As a teenager James Archer attended Eton College, where he became captain of the athletics team. He then went to Brasenose College, Oxford, where he and three friends shared a large three-storey house with a Colombian hired help who did the laundry and cleaning and provided breakfast in bed.[1]
In London, Archer rose to fame as a member of a cadre of five self-publicising young stockbrokers calling themselves the "Flaming Ferraris" after the rum cocktail they adopted as their trademark drink.[2][1] In December 1998, they orchestrated a public relations stunt which ensured that they were pictured arriving at Nobu, an expensive Japanese restaurant in Park Lane, in what The Independent characterised as "Reservoir Dogs-style".[1] The stunt, intended to raise their profile and further increase their then-significant earnings, backfired.[1]

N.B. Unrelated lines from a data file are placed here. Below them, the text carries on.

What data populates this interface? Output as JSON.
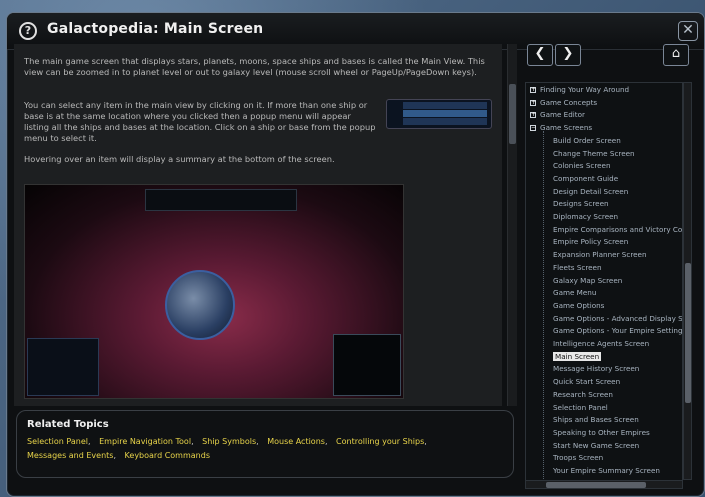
{
  "window": {
    "title": "Galactopedia: Main Screen",
    "close_glyph": "✕",
    "help_glyph": "?"
  },
  "article": {
    "paragraphs": [
      "The main game screen that displays stars, planets, moons, space ships and bases is called the Main View. This view can be zoomed in to planet level or out to galaxy level (mouse scroll wheel or PageUp/PageDown keys).",
      "You can select any item in the main view by clicking on it. If more than one ship or base is at the same location where you clicked then a popup menu will appear listing all the ships and bases at the location. Click on a ship or base from the popup menu to select it.",
      "Hovering over an item will display a summary at the bottom of the screen."
    ]
  },
  "related": {
    "title": "Related Topics",
    "links": [
      "Selection Panel",
      "Empire Navigation Tool",
      "Ship Symbols",
      "Mouse Actions",
      "Controlling your Ships",
      "Messages and Events",
      "Keyboard Commands"
    ]
  },
  "nav": {
    "back": "❮",
    "forward": "❯",
    "home": "⌂"
  },
  "tree": {
    "top_items": [
      "Finding Your Way Around",
      "Game Concepts",
      "Game Editor",
      "Game Screens"
    ],
    "expand_glyphs": [
      "+",
      "+",
      "+",
      "−"
    ],
    "children": [
      "Build Order Screen",
      "Change Theme Screen",
      "Colonies Screen",
      "Component Guide",
      "Design Detail Screen",
      "Designs Screen",
      "Diplomacy Screen",
      "Empire Comparisons and Victory Con",
      "Empire Policy Screen",
      "Expansion Planner Screen",
      "Fleets Screen",
      "Galaxy Map Screen",
      "Game Menu",
      "Game Options",
      "Game Options - Advanced Display Setti",
      "Game Options - Your Empire Settings S",
      "Intelligence Agents Screen",
      "Main Screen",
      "Message History Screen",
      "Quick Start Screen",
      "Research Screen",
      "Selection Panel",
      "Ships and Bases Screen",
      "Speaking to Other Empires",
      "Start New Game Screen",
      "Troops Screen",
      "Your Empire Summary Screen"
    ],
    "selected": "Main Screen"
  }
}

James Archer was handed down a life ban on working in the City of London by the Financial Services Authority in 2000,[2][3] after being found to have attempted to manipulate the closing price of the Swedish stock exchange through aggressive short-selling shortly after the Nobu debacle.[1] Archer was required to pay £50,000 towards the legal costs of the Securities and Futures Authority.[2]